Modern Warfare 4 is a big stage for that debate because Infinity Ward is already pitching the game as a broad multiplayer reset. The official Call of Duty reveal says the October 23 release will include 12 core 6v6 maps, dedicated Gunfight maps, multiple Big War maps and a new Kill Block mode where the training facility changes between rounds.

Modern Warfare 4 still has a major multiplayer question open

Activision's own reveal has detailed plenty of Modern Warfare 4's multiplayer direction, including its Ballistic Authority gunplay system, reworked movement, deeper Create-a-Class options and the return of DMZ as a full extraction mode. Matchmaking, however, remains one of the biggest missing pieces, partly because it affects every casual lobby long after reveal-trailer excitement fades.
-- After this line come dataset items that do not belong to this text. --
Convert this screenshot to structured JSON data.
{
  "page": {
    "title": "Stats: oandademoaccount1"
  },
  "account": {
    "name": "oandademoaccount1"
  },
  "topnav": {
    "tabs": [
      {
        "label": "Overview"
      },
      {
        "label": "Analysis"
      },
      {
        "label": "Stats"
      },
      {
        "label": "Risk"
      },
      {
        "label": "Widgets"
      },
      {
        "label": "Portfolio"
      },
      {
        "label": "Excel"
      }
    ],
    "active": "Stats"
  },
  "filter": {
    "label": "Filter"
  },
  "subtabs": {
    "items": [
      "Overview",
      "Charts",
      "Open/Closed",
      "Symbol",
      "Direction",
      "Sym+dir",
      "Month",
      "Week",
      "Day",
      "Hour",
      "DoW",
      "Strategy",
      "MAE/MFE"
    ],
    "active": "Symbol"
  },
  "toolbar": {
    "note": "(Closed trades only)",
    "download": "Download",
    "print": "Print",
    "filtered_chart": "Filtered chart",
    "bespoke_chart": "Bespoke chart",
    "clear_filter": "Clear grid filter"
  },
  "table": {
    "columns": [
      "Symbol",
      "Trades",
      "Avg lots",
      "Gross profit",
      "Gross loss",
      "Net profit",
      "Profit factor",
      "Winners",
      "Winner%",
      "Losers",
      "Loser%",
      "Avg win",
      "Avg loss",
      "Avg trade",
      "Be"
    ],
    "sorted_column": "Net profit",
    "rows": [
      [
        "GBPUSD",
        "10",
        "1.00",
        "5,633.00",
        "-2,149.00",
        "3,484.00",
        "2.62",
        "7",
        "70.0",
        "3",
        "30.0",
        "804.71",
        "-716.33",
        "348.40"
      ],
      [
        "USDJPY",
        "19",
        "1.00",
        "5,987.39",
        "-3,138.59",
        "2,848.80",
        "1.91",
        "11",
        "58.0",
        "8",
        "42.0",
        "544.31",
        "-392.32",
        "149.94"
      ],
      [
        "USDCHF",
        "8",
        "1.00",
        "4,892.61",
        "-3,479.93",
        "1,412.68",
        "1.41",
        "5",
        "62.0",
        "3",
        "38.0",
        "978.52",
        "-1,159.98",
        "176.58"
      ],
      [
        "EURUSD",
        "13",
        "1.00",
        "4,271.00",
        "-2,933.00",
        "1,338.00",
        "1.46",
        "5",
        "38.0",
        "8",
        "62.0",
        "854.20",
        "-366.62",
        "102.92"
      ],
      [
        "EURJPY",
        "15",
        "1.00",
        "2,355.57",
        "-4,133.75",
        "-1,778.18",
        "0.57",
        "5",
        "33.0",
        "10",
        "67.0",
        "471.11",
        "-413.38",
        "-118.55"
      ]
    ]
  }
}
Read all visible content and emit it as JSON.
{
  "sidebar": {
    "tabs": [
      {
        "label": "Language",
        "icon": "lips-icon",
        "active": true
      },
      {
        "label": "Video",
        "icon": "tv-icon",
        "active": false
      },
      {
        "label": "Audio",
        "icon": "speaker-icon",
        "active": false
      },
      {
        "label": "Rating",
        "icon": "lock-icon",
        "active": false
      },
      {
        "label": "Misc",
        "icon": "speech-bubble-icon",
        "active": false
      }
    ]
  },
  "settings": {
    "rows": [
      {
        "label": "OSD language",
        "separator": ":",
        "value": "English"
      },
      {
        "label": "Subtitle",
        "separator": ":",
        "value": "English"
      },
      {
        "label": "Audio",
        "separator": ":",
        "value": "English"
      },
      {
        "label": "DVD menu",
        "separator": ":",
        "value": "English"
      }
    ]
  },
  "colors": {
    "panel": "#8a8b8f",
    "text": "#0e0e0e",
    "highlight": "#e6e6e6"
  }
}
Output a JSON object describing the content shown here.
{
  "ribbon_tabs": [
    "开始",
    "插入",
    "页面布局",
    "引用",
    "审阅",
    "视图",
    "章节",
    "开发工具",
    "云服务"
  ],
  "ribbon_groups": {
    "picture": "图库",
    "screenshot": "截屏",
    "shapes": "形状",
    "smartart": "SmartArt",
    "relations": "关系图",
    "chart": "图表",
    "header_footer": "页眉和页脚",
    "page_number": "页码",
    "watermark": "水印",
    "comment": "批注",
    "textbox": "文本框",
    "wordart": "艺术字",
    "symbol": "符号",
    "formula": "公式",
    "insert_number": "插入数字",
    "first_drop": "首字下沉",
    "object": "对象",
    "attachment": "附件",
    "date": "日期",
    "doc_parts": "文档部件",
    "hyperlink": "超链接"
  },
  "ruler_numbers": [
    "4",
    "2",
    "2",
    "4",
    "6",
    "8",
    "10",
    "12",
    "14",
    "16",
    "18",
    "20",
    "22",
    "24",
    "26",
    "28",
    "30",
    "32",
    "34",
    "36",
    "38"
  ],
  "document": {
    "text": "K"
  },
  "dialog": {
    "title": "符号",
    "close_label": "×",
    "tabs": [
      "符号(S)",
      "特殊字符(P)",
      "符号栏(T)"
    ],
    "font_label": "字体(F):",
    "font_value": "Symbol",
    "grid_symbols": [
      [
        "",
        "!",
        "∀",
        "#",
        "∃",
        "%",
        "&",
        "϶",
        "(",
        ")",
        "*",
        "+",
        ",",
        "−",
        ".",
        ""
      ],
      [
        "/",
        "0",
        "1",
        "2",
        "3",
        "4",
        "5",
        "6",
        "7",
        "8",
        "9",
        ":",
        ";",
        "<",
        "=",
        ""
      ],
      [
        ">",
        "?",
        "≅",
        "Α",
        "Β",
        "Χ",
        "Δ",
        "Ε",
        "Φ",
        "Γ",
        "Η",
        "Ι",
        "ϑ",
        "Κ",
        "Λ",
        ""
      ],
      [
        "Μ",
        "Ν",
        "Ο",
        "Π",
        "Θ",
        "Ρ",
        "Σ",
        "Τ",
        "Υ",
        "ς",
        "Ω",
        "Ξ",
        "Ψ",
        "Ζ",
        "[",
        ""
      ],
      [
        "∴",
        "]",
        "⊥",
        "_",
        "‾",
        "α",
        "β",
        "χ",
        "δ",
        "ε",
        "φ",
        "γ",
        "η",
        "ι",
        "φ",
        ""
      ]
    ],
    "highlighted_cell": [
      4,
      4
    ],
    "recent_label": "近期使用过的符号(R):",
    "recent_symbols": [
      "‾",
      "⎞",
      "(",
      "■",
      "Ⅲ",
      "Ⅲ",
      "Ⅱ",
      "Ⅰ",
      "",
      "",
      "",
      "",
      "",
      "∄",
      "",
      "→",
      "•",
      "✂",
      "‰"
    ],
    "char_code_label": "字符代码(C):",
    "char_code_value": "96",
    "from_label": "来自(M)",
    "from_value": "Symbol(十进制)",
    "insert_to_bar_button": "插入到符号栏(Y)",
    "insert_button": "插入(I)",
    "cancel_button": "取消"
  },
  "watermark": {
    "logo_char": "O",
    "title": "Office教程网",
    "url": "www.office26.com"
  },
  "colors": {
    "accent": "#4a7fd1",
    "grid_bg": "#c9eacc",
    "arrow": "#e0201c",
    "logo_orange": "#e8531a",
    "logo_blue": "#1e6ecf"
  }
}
The pressure is not coming from nowhere. Black Ops 7 was promoted with Open Matchmaking and "minimal skill consideration" as the default at launch, then later clarified that not every playlist would work the same way. That rollout kept SBMM in the spotlight and gave Modern Warfare 4 players another reason to ask Infinity Ward for a straight answer early.

Infinity Ward has a few months to provide it. Modern Warfare 4 launches October 23 on PC, PlayStation 5, Xbox Series X|S and Nintendo Switch 2, leaving PS4 and Xbox One behind. The studio has also been using the reveal window to answer other multiplayer concerns, including confirming that Modern Warfare 4's riot shield will be destructible and saying its cosmetic direction will stay grounded.

Until Infinity Ward gives the promised explanation, only two things are clear: Grigsby says transparency is coming, and Activision has not yet laid out the exact matchmaking model. In Call of Duty, lobby feel can shape the entire first month of play, so that answer will sit right alongside maps and modes as a launch question.